There’s other lies by omission. Like overlooking that already by the late 1960s, Daniel Patrick Moynihan was ignoring LBJ’s dictum that you don’t ask someone to run, but just walk, after removing the chains. Or, talking about equity once or twice, then ignoring the multigenerational transfer effects of racial differences in equity.
As for the radical honesty, one more time? Tying his conclusion to his introduction, it seems like he’s selling the idea of being an intellectual Player. I think his puffed up move from the right to the left was part of being a Player. And, other than mass incarceration, was it really much of a move? Nowhere in the book does Loury dive into the intersection of race and class, other than his personal anecdotes revealing how part of his being a Player in various ways involved forms of intersectional class-shifting. In light of that, I note that he doesn’t mention Isabel Wilkerson or her book Caste.
That said, he’s not 100 percent wrong on everything. Nor is new bosom buddy McWhorter. I don’t have a lot of use for Ta-Nehisi Coates nor for the 1619 Project’s Nikole Hannah-Jones. I have about none for Ibrahim Kendi and even less for Robin DiAngelo as a white race hustler.
Oherwise, as for his alleged move to the “left”? There’s NO Black leftists he mentions. Yes, Black liberals. No Black leftists, like, say, an Adolph Reed.
There’s zero engagement with Critical Race Theory, like Derrick Bell and his "Silent Covenants." Loury mentions some other Bell in the book, but since no index, I can’t remember who. So, on his "pivot to the left," at least on the depth of his pivot, as with the Murray angle, Loury would again seem to be lying.

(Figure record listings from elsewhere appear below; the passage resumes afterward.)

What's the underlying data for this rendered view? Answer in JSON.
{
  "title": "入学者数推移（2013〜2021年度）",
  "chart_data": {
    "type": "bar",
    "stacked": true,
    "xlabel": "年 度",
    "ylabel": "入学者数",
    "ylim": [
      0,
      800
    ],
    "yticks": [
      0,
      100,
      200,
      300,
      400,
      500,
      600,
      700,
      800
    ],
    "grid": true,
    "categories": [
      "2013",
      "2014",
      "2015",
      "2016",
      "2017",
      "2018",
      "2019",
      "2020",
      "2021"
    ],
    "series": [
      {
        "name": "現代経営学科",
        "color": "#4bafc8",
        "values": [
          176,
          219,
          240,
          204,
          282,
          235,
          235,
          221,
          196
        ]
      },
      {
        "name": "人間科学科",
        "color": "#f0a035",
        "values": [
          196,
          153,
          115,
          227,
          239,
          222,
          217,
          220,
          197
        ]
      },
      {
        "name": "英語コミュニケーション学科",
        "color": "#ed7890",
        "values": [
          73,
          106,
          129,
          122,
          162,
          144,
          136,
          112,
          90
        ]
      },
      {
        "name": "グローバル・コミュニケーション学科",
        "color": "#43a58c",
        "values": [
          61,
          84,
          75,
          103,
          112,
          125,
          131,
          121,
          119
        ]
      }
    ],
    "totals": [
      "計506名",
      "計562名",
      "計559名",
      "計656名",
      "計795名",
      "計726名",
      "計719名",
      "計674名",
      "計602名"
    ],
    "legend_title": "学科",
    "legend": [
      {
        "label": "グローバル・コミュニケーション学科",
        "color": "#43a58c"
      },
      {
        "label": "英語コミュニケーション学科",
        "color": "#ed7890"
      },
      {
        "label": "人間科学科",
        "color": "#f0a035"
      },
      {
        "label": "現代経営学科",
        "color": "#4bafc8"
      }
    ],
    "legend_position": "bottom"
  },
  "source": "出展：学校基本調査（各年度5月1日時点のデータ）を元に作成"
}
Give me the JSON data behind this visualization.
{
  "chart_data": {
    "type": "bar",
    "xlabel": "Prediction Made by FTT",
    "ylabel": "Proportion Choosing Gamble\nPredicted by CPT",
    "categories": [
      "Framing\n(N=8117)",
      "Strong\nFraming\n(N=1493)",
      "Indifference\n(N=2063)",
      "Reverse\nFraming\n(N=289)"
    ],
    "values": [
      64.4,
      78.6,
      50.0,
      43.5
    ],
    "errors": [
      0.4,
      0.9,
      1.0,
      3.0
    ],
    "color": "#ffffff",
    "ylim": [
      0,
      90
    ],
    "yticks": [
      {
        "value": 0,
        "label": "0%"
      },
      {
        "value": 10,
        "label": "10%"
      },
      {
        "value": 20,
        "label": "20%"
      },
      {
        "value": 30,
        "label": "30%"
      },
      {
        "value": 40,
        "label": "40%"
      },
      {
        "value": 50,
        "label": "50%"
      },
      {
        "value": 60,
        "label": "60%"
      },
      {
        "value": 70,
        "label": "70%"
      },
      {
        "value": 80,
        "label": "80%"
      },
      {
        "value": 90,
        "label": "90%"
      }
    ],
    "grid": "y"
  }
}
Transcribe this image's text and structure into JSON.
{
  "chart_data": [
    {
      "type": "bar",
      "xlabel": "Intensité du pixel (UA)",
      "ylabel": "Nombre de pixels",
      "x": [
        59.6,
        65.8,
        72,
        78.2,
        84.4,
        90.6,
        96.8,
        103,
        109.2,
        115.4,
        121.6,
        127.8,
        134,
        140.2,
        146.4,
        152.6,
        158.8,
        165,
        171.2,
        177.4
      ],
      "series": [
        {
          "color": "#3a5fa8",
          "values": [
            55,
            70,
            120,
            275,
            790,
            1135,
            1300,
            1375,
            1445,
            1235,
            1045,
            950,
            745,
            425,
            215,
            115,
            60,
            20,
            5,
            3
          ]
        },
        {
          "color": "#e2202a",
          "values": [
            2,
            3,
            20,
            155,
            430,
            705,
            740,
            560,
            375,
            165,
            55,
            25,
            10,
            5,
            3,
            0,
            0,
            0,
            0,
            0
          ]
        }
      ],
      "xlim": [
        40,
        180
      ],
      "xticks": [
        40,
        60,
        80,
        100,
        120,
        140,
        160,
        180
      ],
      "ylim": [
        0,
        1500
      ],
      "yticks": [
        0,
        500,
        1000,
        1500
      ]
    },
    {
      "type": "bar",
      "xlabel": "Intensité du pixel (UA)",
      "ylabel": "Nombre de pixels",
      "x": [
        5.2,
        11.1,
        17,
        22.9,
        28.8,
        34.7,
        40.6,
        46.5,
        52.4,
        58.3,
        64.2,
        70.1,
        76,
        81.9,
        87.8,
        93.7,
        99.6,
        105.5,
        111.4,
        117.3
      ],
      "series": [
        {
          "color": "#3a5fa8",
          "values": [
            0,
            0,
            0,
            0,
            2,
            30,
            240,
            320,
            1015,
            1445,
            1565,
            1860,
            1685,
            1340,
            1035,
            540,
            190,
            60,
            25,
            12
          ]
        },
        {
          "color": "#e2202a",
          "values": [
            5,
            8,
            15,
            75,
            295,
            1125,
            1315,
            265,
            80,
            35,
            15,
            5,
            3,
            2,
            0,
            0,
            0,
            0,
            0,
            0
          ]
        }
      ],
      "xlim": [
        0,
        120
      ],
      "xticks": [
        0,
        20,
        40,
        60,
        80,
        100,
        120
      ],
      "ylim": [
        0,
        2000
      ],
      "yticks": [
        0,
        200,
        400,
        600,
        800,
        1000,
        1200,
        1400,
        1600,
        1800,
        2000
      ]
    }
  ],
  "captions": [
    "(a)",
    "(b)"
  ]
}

Again — and assuming the lying is conscious — to whom first? Himself? (Which makes the lying at some point subconscious.) Black conservatives? White conservatives? All of the above? Black and/or White liberals? Is he even trying to lie beyond liberals to leftists?
So, why? Is Loury trafficking in the idea of being a Player due to laws of supply and demand on black conservatives? Was his shift allegedly to the “left” to build up Black cred when he moved back right?